Hey, first of all if you want to use Logs Write permission only on the zone, you should remove the account level permission:

policy {
  permission_groups = [
    data.cloudflare_api_token_permission_groups.all.permissions["Logs Write"],
  ]
  resources = {
    "com.cloudflare.api.account.${var.account_id}" = ""
  }
}

Second, you are right about UI. Even after removing above permission, UI shows Logs Write on the account level.
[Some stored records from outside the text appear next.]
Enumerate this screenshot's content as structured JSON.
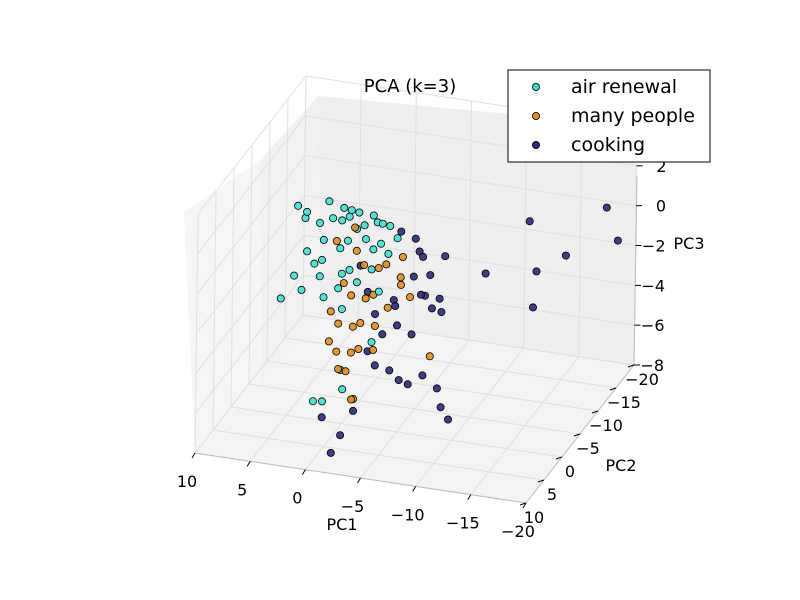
{
  "chart_data": {
    "type": "scatter",
    "title": "PCA (k=3)",
    "xlabel": "PC1",
    "ylabel": "PC2",
    "zlabel": "PC3",
    "xlim": [
      -20,
      10
    ],
    "ylim": [
      -20,
      10
    ],
    "zlim": [
      -8,
      4
    ],
    "x_ticks": [
      10,
      5,
      0,
      -5,
      -10,
      -15,
      -20
    ],
    "y_ticks": [
      -20,
      -15,
      -10,
      -5,
      0,
      5,
      10
    ],
    "z_ticks": [
      4,
      2,
      0,
      -2,
      -4,
      -6,
      -8
    ],
    "x_tick_labels": [
      "10",
      "5",
      "0",
      "−5",
      "−10",
      "−15",
      "−20"
    ],
    "y_tick_labels": [
      "−20",
      "−15",
      "−10",
      "−5",
      "0",
      "5",
      "10"
    ],
    "z_tick_labels": [
      "4",
      "2",
      "0",
      "−2",
      "−4",
      "−6",
      "−8"
    ],
    "grid": true,
    "legend_position": "top-right",
    "series": [
      {
        "name": "air renewal",
        "color": "#40e0d0",
        "points": [
          [
            8.0,
            -12,
            -0.5
          ],
          [
            7.5,
            -13,
            -1.0
          ],
          [
            7.0,
            -11,
            -0.8
          ],
          [
            6.0,
            -12,
            -1.2
          ],
          [
            5.5,
            -13,
            -0.3
          ],
          [
            5.0,
            -10,
            -1.5
          ],
          [
            4.5,
            -11,
            -0.6
          ],
          [
            4.0,
            -12,
            -0.9
          ],
          [
            3.5,
            -10,
            -1.8
          ],
          [
            3.0,
            -11,
            -0.4
          ],
          [
            2.5,
            -9,
            -1.1
          ],
          [
            2.0,
            -10,
            -0.7
          ],
          [
            1.5,
            -11,
            -1.4
          ],
          [
            1.0,
            -9,
            -0.2
          ],
          [
            0.5,
            -10,
            -1.6
          ],
          [
            0.0,
            -11,
            -0.5
          ],
          [
            -0.5,
            -9,
            -1.0
          ],
          [
            -1.0,
            -10,
            -0.3
          ],
          [
            -1.5,
            -8,
            -1.2
          ],
          [
            -2.0,
            -9,
            -0.6
          ],
          [
            6.5,
            -10,
            -2.2
          ],
          [
            5.5,
            -9,
            -2.5
          ],
          [
            4.5,
            -8,
            -2.0
          ],
          [
            3.0,
            -9,
            -2.8
          ],
          [
            2.0,
            -8,
            -2.3
          ],
          [
            1.0,
            -7,
            -2.6
          ],
          [
            0.0,
            -8,
            -2.1
          ],
          [
            -1.0,
            -7,
            -2.9
          ],
          [
            7.0,
            -8,
            -3.0
          ],
          [
            6.0,
            -7,
            -3.4
          ],
          [
            5.0,
            -9,
            -3.1
          ],
          [
            4.0,
            -7,
            -3.6
          ],
          [
            3.0,
            -8,
            -3.3
          ],
          [
            2.0,
            -6,
            -3.8
          ],
          [
            8.5,
            -9,
            -4.5
          ],
          [
            -2.0,
            -2,
            -4.2
          ],
          [
            -1.0,
            3,
            -5.5
          ],
          [
            0.5,
            4,
            -6.0
          ],
          [
            1.0,
            5,
            -5.8
          ],
          [
            -0.5,
            2,
            -4.8
          ],
          [
            2.5,
            -10,
            0.2
          ],
          [
            1.5,
            -9,
            0.4
          ],
          [
            0.5,
            -10,
            0.1
          ],
          [
            -0.5,
            -8,
            0.3
          ],
          [
            3.5,
            -11,
            0.0
          ]
        ]
      },
      {
        "name": "many people",
        "color": "#e38d1c",
        "points": [
          [
            2.0,
            -10,
            -1.8
          ],
          [
            1.0,
            -9,
            -2.2
          ],
          [
            0.0,
            -10,
            -2.5
          ],
          [
            -1.0,
            -9,
            -2.0
          ],
          [
            -2.0,
            -10,
            -2.8
          ],
          [
            2.5,
            -8,
            -3.0
          ],
          [
            1.5,
            -7,
            -3.3
          ],
          [
            0.5,
            -8,
            -3.6
          ],
          [
            -0.5,
            -7,
            -3.1
          ],
          [
            -1.5,
            -8,
            -3.9
          ],
          [
            3.0,
            -6,
            -4.0
          ],
          [
            2.0,
            -5,
            -4.3
          ],
          [
            1.0,
            -6,
            -4.6
          ],
          [
            0.0,
            -5,
            -4.1
          ],
          [
            -1.0,
            -6,
            -4.4
          ],
          [
            2.5,
            -4,
            -5.0
          ],
          [
            1.5,
            -3,
            -5.2
          ],
          [
            0.5,
            -4,
            -5.4
          ],
          [
            -0.5,
            -3,
            -4.9
          ],
          [
            -1.5,
            -4,
            -5.1
          ],
          [
            3.5,
            -9,
            -1.2
          ],
          [
            2.5,
            -11,
            -0.9
          ],
          [
            -2.5,
            -9,
            -1.5
          ],
          [
            -3.0,
            -7,
            -2.4
          ],
          [
            -3.5,
            -8,
            -3.2
          ],
          [
            1.0,
            -2,
            -5.8
          ],
          [
            0.0,
            -1,
            -5.6
          ],
          [
            -6.0,
            -6,
            -5.5
          ],
          [
            -1.5,
            2,
            -6.2
          ],
          [
            -2.0,
            3,
            -5.9
          ]
        ]
      },
      {
        "name": "cooking",
        "color": "#2a2a78",
        "points": [
          [
            -2.0,
            -10,
            -0.5
          ],
          [
            -3.0,
            -11,
            -1.0
          ],
          [
            -4.0,
            -10,
            -1.6
          ],
          [
            -3.5,
            -9,
            -2.4
          ],
          [
            -4.5,
            -8,
            -3.0
          ],
          [
            -2.5,
            -7,
            -3.5
          ],
          [
            -3.0,
            -6,
            -4.2
          ],
          [
            -4.0,
            -7,
            -4.8
          ],
          [
            -2.0,
            -5,
            -4.5
          ],
          [
            -1.0,
            -6,
            -3.8
          ],
          [
            0.0,
            -7,
            -3.0
          ],
          [
            1.0,
            -8,
            -2.0
          ],
          [
            -5.0,
            -9,
            -2.2
          ],
          [
            -5.5,
            -8,
            -3.6
          ],
          [
            -6.0,
            -10,
            -1.4
          ],
          [
            -1.0,
            -4,
            -5.2
          ],
          [
            -2.0,
            -3,
            -5.6
          ],
          [
            -3.0,
            -4,
            -6.0
          ],
          [
            -4.5,
            -2,
            -5.9
          ],
          [
            -5.0,
            -3,
            -6.3
          ],
          [
            -6.0,
            -4,
            -6.0
          ],
          [
            -7.0,
            -5,
            -6.8
          ],
          [
            -8.0,
            -3,
            -7.2
          ],
          [
            -9.0,
            -2,
            -7.5
          ],
          [
            -2.0,
            3,
            -6.5
          ],
          [
            0.5,
            4,
            -6.8
          ],
          [
            -1.5,
            5,
            -7.3
          ],
          [
            -1.0,
            6,
            -8.0
          ],
          [
            -10.0,
            -9,
            -1.7
          ],
          [
            -12.0,
            -15,
            -0.3
          ],
          [
            -13.0,
            -14,
            -2.5
          ],
          [
            -15.0,
            -16,
            -2.0
          ],
          [
            -14.0,
            -10,
            -3.3
          ],
          [
            -18.0,
            -18,
            0.2
          ],
          [
            -20.0,
            -15,
            -0.6
          ],
          [
            -7.0,
            -6,
            -3.2
          ],
          [
            -6.5,
            -7,
            -2.8
          ],
          [
            -5.5,
            -6,
            -2.5
          ],
          [
            -3.0,
            -5,
            -2.7
          ],
          [
            -4.0,
            -9,
            -1.1
          ]
        ]
      }
    ]
  }
}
But opening dev tools in your browser or using CF rest api will show you that permissions are done just right.

tl:dr It is UI bug and thus not related to terraform provider.
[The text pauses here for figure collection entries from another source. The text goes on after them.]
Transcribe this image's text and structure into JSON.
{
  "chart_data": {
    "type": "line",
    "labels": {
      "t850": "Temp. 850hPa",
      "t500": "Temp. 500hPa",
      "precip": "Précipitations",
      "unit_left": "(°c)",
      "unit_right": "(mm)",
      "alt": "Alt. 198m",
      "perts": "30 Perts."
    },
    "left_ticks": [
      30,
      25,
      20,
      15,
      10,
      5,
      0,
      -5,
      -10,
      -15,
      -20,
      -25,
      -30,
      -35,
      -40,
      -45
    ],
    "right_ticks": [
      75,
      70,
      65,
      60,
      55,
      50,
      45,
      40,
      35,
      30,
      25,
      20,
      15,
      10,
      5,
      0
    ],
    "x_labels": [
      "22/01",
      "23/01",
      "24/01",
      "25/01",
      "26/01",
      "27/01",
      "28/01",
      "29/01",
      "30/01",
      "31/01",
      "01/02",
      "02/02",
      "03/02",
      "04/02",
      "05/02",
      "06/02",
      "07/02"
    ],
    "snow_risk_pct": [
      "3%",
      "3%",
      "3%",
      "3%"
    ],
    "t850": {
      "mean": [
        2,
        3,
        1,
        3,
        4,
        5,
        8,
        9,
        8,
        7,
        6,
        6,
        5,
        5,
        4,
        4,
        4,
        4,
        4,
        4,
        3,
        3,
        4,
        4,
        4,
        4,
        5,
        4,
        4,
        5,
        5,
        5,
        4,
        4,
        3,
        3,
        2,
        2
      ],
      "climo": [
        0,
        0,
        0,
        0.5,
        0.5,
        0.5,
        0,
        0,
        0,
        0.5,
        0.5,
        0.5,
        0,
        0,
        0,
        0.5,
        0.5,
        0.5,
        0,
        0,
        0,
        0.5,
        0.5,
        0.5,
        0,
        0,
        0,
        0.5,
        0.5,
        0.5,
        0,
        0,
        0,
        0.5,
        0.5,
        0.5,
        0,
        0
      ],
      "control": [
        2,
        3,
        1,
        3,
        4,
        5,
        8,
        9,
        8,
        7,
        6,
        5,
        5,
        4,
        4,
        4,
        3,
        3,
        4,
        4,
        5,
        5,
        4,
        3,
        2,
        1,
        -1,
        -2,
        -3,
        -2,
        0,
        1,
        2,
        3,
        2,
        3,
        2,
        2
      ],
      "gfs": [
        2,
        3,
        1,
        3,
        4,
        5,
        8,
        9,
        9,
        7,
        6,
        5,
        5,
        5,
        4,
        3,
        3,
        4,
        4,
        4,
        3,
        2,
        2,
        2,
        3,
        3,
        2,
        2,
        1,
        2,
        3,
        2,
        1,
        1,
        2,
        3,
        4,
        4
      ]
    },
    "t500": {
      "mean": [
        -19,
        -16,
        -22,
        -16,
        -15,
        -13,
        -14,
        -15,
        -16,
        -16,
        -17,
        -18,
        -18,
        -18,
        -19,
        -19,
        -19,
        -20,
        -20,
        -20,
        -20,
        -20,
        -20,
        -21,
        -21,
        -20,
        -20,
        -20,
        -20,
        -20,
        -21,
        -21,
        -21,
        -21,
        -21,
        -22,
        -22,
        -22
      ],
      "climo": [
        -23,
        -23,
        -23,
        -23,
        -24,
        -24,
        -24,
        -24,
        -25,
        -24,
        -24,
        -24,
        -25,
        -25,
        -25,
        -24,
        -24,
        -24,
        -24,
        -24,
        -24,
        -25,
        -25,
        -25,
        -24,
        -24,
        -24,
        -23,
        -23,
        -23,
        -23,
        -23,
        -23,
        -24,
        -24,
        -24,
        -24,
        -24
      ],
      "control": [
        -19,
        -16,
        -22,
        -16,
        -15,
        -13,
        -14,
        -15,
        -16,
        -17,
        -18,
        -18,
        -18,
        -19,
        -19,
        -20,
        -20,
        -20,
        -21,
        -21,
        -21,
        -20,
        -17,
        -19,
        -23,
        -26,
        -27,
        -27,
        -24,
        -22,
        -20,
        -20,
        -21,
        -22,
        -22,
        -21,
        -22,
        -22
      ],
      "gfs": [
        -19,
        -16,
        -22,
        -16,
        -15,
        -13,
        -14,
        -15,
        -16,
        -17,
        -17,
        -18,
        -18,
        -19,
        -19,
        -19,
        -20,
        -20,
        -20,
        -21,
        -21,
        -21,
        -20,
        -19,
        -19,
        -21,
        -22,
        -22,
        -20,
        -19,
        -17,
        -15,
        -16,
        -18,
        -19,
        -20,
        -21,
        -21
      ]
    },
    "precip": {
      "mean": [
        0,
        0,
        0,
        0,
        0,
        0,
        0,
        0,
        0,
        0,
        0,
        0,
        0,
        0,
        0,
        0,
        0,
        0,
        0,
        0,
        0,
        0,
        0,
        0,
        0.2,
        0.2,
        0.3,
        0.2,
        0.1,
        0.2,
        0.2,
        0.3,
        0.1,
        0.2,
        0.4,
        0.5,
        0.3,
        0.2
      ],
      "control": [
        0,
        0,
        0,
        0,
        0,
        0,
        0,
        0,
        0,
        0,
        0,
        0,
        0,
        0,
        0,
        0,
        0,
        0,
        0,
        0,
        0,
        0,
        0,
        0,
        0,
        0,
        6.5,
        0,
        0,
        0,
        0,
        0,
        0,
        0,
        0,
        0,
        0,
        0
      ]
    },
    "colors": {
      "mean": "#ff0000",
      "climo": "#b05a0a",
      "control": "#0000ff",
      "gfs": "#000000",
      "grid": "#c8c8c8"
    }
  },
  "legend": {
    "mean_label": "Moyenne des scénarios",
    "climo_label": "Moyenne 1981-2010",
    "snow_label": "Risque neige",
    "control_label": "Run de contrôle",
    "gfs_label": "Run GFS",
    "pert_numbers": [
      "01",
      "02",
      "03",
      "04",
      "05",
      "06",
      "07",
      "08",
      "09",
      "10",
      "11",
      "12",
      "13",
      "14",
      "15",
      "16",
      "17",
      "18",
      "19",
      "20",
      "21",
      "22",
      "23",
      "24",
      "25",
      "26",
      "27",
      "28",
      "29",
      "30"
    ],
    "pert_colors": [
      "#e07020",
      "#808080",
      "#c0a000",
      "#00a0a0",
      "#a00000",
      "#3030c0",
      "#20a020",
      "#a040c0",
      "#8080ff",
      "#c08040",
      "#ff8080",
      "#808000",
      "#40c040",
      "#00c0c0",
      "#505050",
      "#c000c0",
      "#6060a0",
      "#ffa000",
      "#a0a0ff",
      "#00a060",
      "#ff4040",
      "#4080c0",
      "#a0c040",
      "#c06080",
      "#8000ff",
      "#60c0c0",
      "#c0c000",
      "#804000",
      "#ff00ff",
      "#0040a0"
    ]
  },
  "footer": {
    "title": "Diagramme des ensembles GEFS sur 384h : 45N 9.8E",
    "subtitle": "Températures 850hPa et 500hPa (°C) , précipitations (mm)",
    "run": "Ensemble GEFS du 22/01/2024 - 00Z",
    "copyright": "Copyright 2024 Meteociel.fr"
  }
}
the issue is, even if i remove the account part, and only assign it on the zone level it still assigns it on the account level:

policy {
    permission_groups = [
      data.cloudflare_api_token_permission_groups.all.permissions["DNS Write"],
      data.cloudflare_api_token_permission_groups.all.permissions["Access: Apps and Policies Write"],
      data.cloudflare_api_token_permission_groups.all.permissions["SSL and Certificates Write"],
      data.cloudflare_api_token_permission_groups.all.permissions["Zone Settings Write"],
      data.cloudflare_api_token_permission_groups.all.permissions["Zone Write"],
      data.cloudflare_api_token_permission_groups.all.permissions["Firewall Services Write"],
      data.cloudflare_api_token_permission_groups.all.permissions["Page Rules Write"],
      data.cloudflare_api_token_permission_groups.all.permissions["Workers Routes Write"],
      data.cloudflare_api_token_permission_groups.all.permissions["Logs Write"],
    ]
    resources = {
      "com.cloudflare.api.account.zone.${each.value}" = "*"
    }

this still assigns it on the account level only. after i run this, i have to manually go and fix this in UI for each zone separately

I think it's because of the current wrong structure of cloudflare_api_token_permission_groups data source.

The code that creates the map for data source depends on the objects returned by the Permission Group List API like following.

for _, v := range permissions {
	permissionDetails[v.Name] = v.ID
	ids = append(ids, v.ID)
}

However, some permission group objects share names but have different IDs because they have different levels. e.g) zone, account

# Response of GET user/tokens/permission_groups 
        ...
        {
            "id": "3e0b5820118e47f3922f7c989e673882",
            "name": "Logs Write",
            "description": "Grants write access to logpush jobs",
            "scopes": [
                "com.cloudflare.api.account.zone"
            ]
        },
        {
            "id": "96163bd1b0784f62b3e44ed8c2ab1eb6",
            "name": "Logs Write",
            "description": "Grants write access to logpush jobs",
            "scopes": [
                "com.cloudflare.api.account"
            ]
        },
                {
            "id": "1e13c5124ca64b72b1969a67e8829049",
            "name": "Access: Apps and Policies Write",
            "description": "Grants write access to Cloudflare Access account resources",
            "scopes": [
                "com.cloudflare.api.account"
            ]
        },
        {
            "id": "959972745952452f8be2452be8cbb9f2",
            "name": "Access: Apps and Policies Write",
            "description": "Grants write access to Cloudflare Access zone resources",
            "scopes": [
                "com.cloudflare.api.account.zone"
            ]
        },
        ...

any ETA on when this can be fixed plz?

This functionality has been released in v3.29.0 of the Terraform Cloudflare Provider.

Please see the Terraform documentation on provider versioning or reach out if you need any assistance upgrading.

For further feature requests or bug reports with this functionality, please create a new GitHub issue following the template. Thank you!